Enfin ! Pas tout de suite ! Une violente tempête sur le Goëlo nous oblige à rester en baie près d’une semaine. Le mauvais temps rencontré au départ de Paimpol ne nous a pas quitté, hélas, pendant toute la première campagne. Jusqu’au début du mois de mai, les prises sont bien modestes et les cales ne se remplissent pas vite. A tel point que notre chasseur, le Bruyère, ne ramènera à Bordeaux que 12 000 morues pour chacune des deux goélettes. Le moral des deux équipages n’est pas brillant.

Le début de la seconde campagne en remontant vers le Groënland par l’ouest de l’Islande est aussi difficile. Pourtant début septembre, grâce aux efforts de chacun des deux équipages, nous débarquons pour chacune au retour de campagne à Fécamp environ 30 000 morues, le double de la première campagne. Après avoir rechargés sur place nos cales en sel, tous nos marins retrouvent mi-septembre leurs familles sur les quais de Paimpol.

Pour la campagne de 1906, comme l’an passé, Paimpol arme pour la grande pêche pas moins de 54 goélettes et 18 navires chasseurs ! Une belle forêt de mâts dans le bassin ! Comme à chaque départ en campagne la tristesse et les émotions étreignent le cœur des femmes, des épouses, des mères et des jeunes enfants sur les quais.

Les conditions de navigation et de pêche à l’approche d’Islande sont comme l’an passé éprouvantes.
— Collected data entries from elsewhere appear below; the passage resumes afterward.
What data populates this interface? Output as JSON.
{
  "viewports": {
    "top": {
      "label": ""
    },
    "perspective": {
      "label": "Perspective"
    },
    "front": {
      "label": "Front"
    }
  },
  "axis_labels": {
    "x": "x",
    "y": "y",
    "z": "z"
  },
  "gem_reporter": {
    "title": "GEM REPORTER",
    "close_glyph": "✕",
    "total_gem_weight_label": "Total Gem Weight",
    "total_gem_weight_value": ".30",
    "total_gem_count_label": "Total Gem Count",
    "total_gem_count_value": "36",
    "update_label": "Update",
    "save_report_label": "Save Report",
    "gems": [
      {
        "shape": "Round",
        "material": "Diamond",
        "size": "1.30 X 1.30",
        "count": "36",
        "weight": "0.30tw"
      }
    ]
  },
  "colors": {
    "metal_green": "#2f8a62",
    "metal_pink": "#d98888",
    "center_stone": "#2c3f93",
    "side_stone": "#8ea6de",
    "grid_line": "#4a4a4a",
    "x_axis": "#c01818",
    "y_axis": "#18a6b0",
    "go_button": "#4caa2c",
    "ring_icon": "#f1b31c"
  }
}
Comme Maïa, je monte à l’assaut de vagues énormes, je fais front face à de forts tangages. Nos marins semblent faire fi des bruits violents qui fusent de mes membrures et de mes mâtures. Ce n’est qu’une apparence car, à la manœuvre ou au fond de leur cabane, les hommes, même les plus expérimentés qui n’en sont pas à leur première campagne, s’inquiètent. D’autant plus qu’avec ce foutu de temps, ils ne peuvent pas pêcher ! Près de deux semaines à espérer qu’enfin tout cela s’améliore.

Quelques jours plus tard, enfin, les appels « Au ban » du capitaine mobilisent tout le monde sur le pont, même ceux qui essayaient non sans mal de reprendre des forces au fond de leur cabane. Cette fois, les lignes bien appâtées ramènent à bord de plus en plus de morues. Fin mai, ce sont tout de même 16 000 morues pour moi et 21 000 pour Maïa qui sont transbordées dans les cales de notre chasseur Bruyère.

La deuxième partie de cette campagne 1906 sera légèrement meilleure. Mes marins débarquent à Fécamp fin août 24 000 morues et ceux de Maïa 22 000 morues à La Rochelle. Nous rentrerons tous à Paimpol, sans dommage ni pertes, entre le 15 et le 22 septembre.

La fin tragique du rêve islandais du Docteur THIERRY 

Pour la nouvelle campagne, celle de 1907, le docteur THIERRY me confie au capitaine BITTER, le capitaine LIDOU mettant un terme aux campagnes islandaises. Nul ne pouvait penser que cette année 1907 serait dramatique pour le docteur THIERRY et sa famille et que cette nouvelle campagne serait la dernière les deux goélettes tout au moins sous son armement.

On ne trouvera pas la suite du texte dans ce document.